Rights 4(1) and 4(2)
Dr B did not ensure that appropriate or adequate follow-up services were in place prior to discharging Mrs A
Dr B assessed Mrs A on her admission to the Emergency Department at 12.30pm on 2 November and concluded that Mrs A was suffering from gastro-enteritis. He instructed:
"Plan:1 blood tests
2 try oral fluids - if can tolerate it she can be discharged."
My independent expert stated: "Having made the erroneous diagnosis of gastroenteritis the discharge advice was appropriate for the condition [Dr B] thought he was treating."
Dr B informed me that he discussed his findings and plans for discharge with Mrs A and her accompanying nurse, who agreed to the proposed discharge. Based on the information provided, Dr B could not have discussed his proposal to discharge Mrs A to her home with any other nurse apart from those employed at the hospital, as Mrs A was unaccompanied when at the Emergency Department.
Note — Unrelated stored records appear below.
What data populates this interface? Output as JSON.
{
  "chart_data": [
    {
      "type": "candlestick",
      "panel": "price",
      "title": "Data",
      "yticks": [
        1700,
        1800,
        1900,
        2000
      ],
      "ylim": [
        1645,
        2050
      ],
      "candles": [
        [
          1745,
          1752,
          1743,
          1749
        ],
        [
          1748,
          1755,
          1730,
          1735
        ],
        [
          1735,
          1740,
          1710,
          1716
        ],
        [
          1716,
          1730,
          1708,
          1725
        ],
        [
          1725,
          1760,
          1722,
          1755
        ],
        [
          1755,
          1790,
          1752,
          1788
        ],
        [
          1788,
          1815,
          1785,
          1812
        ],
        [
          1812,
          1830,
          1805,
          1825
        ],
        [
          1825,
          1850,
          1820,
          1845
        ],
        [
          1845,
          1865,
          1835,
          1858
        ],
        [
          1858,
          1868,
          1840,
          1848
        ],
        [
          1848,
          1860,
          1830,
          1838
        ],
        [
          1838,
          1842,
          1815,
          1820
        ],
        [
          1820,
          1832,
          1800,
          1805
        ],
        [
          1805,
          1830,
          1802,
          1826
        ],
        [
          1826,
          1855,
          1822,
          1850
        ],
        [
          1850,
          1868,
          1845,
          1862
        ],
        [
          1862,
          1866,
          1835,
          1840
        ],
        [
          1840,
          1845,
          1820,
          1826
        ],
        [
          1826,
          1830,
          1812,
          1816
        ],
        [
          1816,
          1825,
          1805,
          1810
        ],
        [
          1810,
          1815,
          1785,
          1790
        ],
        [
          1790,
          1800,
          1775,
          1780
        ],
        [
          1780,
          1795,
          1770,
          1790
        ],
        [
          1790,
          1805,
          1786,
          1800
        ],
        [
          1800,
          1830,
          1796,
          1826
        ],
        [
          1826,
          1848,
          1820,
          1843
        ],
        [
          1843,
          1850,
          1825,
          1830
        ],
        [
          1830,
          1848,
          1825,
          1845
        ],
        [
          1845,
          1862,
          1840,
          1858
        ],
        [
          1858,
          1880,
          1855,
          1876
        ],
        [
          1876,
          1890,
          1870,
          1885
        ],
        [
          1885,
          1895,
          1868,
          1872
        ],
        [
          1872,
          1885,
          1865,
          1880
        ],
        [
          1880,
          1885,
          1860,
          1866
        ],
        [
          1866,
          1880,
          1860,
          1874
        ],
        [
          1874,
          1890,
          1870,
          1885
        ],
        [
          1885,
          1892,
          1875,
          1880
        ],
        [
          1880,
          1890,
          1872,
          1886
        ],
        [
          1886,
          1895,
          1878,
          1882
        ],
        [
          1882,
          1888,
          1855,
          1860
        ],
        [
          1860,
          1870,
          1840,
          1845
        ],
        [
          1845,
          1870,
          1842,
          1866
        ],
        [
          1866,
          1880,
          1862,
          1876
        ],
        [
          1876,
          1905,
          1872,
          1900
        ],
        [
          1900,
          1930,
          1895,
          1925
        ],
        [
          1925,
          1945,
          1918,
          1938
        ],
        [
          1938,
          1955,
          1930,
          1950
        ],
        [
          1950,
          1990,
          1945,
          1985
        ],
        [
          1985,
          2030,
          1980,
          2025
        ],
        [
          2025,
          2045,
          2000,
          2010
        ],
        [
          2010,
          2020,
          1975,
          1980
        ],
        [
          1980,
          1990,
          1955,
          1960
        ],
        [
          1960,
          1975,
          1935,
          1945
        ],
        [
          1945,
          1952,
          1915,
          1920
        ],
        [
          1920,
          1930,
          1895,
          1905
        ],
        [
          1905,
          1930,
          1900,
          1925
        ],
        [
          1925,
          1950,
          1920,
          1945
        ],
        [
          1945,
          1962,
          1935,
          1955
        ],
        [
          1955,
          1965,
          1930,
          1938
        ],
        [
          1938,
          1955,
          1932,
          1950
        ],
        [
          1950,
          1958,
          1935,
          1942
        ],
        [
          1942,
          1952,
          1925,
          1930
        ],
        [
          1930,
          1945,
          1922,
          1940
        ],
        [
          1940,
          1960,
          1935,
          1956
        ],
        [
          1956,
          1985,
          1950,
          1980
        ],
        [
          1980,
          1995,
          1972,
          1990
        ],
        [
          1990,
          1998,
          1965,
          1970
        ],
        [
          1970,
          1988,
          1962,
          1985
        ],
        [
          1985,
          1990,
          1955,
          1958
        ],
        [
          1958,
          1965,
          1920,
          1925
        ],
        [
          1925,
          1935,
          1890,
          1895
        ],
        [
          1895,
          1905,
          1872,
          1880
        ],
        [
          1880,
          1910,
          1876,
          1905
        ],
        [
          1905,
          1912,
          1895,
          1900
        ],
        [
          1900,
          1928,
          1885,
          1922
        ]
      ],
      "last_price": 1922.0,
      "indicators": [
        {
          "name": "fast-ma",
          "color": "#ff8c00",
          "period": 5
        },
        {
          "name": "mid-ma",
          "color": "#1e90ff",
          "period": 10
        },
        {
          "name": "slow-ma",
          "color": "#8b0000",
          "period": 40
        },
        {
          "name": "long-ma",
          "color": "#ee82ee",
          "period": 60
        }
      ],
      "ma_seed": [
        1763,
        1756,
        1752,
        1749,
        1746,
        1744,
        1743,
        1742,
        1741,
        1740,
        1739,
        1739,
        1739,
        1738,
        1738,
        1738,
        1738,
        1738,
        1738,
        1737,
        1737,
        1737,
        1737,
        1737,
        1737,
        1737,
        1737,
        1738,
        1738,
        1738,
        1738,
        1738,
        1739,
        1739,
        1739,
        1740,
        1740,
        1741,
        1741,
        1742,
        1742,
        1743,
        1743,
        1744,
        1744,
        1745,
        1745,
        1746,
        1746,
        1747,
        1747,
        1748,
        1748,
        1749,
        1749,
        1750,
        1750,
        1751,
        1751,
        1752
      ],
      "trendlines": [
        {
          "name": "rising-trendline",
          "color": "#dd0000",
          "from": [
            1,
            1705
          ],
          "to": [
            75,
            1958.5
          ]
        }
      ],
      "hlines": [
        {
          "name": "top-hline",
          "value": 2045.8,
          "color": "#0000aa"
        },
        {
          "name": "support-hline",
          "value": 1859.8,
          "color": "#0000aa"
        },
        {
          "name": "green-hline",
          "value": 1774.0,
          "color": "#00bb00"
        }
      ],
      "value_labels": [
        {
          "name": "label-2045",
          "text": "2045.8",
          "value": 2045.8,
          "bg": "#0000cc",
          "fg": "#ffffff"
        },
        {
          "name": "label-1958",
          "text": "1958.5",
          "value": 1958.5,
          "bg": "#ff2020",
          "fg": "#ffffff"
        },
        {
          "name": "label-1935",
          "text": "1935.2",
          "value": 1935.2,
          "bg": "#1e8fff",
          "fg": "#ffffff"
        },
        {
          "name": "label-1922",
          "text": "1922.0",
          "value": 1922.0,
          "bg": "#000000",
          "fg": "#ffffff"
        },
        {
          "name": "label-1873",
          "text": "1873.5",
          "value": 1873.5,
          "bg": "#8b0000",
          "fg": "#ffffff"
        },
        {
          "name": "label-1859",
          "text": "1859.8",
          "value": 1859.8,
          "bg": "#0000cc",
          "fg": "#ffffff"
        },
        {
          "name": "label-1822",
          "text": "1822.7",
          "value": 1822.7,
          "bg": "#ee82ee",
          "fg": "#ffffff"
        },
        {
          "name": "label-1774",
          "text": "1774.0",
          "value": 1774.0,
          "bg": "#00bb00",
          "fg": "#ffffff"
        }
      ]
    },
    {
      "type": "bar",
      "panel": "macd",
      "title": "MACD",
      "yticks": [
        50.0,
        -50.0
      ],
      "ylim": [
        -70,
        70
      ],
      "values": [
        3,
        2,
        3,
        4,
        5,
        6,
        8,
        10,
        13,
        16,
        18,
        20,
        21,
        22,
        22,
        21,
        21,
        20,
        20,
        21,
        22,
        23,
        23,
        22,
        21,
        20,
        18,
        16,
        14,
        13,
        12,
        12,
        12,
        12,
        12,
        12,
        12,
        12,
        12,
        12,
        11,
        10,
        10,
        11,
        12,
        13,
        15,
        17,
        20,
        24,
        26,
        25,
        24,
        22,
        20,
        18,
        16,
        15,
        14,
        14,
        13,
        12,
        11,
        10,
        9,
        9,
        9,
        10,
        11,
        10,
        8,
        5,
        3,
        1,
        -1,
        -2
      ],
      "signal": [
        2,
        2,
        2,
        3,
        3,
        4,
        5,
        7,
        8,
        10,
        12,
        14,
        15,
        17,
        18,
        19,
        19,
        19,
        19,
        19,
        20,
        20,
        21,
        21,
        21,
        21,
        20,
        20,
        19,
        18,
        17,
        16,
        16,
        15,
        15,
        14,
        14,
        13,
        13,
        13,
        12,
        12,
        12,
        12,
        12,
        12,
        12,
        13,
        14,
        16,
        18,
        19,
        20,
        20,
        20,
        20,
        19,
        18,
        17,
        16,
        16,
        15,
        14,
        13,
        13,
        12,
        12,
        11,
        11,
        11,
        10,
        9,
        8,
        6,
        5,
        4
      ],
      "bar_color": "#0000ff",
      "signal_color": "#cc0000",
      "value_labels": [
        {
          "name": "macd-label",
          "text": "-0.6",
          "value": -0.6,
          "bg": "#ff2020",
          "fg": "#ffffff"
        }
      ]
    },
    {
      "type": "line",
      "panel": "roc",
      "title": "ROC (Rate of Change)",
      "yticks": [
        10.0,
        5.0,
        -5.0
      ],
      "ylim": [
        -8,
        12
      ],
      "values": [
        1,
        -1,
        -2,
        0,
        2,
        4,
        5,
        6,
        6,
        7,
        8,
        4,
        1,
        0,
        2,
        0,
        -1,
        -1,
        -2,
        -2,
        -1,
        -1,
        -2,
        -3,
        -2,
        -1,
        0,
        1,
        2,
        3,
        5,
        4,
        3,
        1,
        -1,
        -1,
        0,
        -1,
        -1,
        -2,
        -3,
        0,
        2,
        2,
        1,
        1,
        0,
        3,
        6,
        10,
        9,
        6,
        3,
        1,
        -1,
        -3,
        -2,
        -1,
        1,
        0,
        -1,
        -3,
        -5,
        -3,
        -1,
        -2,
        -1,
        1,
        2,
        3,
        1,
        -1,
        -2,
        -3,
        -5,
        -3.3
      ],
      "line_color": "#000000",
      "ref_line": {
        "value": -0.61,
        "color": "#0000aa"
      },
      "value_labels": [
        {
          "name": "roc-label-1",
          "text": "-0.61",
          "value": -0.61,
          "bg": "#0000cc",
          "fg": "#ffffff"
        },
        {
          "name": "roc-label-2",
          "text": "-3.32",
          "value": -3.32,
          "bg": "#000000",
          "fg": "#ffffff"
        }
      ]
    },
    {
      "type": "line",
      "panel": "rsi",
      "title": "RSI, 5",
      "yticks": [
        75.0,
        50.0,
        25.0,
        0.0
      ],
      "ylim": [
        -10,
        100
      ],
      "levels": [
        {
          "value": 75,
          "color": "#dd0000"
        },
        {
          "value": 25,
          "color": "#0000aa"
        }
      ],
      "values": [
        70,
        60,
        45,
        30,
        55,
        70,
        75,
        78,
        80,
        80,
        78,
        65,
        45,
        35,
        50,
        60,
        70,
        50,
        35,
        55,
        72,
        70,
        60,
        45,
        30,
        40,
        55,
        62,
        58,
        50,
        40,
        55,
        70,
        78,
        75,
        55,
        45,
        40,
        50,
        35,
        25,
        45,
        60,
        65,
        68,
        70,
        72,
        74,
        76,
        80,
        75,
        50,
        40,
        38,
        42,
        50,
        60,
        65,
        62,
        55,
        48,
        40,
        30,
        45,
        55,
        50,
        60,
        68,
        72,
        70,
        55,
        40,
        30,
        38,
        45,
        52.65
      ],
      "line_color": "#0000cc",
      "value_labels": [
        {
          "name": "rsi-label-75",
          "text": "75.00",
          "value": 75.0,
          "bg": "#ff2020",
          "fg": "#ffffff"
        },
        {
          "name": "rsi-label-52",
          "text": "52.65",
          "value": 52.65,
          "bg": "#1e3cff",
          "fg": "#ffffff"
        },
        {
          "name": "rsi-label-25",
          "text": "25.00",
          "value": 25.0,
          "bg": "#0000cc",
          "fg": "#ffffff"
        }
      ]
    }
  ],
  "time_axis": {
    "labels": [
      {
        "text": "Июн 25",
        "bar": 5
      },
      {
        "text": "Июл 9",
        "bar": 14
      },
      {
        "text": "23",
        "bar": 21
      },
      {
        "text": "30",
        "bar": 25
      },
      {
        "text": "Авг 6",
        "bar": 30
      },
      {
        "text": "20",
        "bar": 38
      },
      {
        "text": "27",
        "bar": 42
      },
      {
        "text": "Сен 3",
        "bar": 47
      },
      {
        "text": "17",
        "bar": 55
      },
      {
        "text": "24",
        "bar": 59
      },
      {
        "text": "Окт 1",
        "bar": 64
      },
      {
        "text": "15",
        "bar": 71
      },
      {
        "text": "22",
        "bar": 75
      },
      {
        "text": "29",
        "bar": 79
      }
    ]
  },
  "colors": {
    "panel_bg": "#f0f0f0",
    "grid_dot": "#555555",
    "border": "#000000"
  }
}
I am satisfied, however, that Dr B discussed his diagnosis and plan for discharge with Mrs A. Given the information gathered relating to Mrs A's personality, it seems reasonable to assume that Mrs A strongly advocated on her own behalf to return home. Although there were no support people with Mrs A as Dr B alleges, it appears that arrangements were made by nursing staff to ensure that services would be put in place to support Mrs A on her discharge. It is unfortunate that further enquiries were not made by the doctor and/or the nursing staff in Emergency Department that afternoon, to ensure that Mrs A was discharged with appropriate support. This seems to have occurred as a result of miscommunication and erroneous assumptions leading to the discharge of an unwell 60-year-old disabled woman into an environment described as "less than ideal", in circumstances where there was to be no support for her until the following morning. Nevertheless, in all the circumstances, in my opinion, Dr B did not breach Rights 4(1) and 4(2) of the Code in relation to Mrs A's discharge.
Opinion: Breach - The District Health Board
I commend the District Health Board on the steps that it has taken since this incident to ensure that junior medical staff in the Emergency Department are properly supervised and supported. However, I am not satisfied that, in November 2000, the District Health Board had taken such steps as were reasonably practicable to prevent the omissions by its employee, Dr B. Accordingly, I conclude that the District Health Board is vicariously responsible under section 72(2) of the Health and Disability Commissioner Act 1994, for Dr B's breaches of the Code.
- Dr B has undertaken an independent review of his assessment of Mrs A and taken advice as a result.
- The District Health Board has:
- arranged for the Clinical Director of the Emergency Department to supervise and support junior medical staff in the Emergency Department;
- reminded junior medical staff in the Emergency Department that bowel obstruction in the elderly often presents with subtle clinical signs, and a high index of suspicion is needed in combination with a careful clinical examination.
- A copy of this opinion will be forwarded to the Medical Council of New Zealand with a recommendation that the Council determine whether a review of Dr B's competence to practise medicine is indicated.
- A copy of this opinion, with identifying details removed, will be sent to the Australasian College for Emergency Medicine (New Zealand Faculty) and placed on the Health and Disability Commissioner website, www.hdc.org.nz, for educational purposes.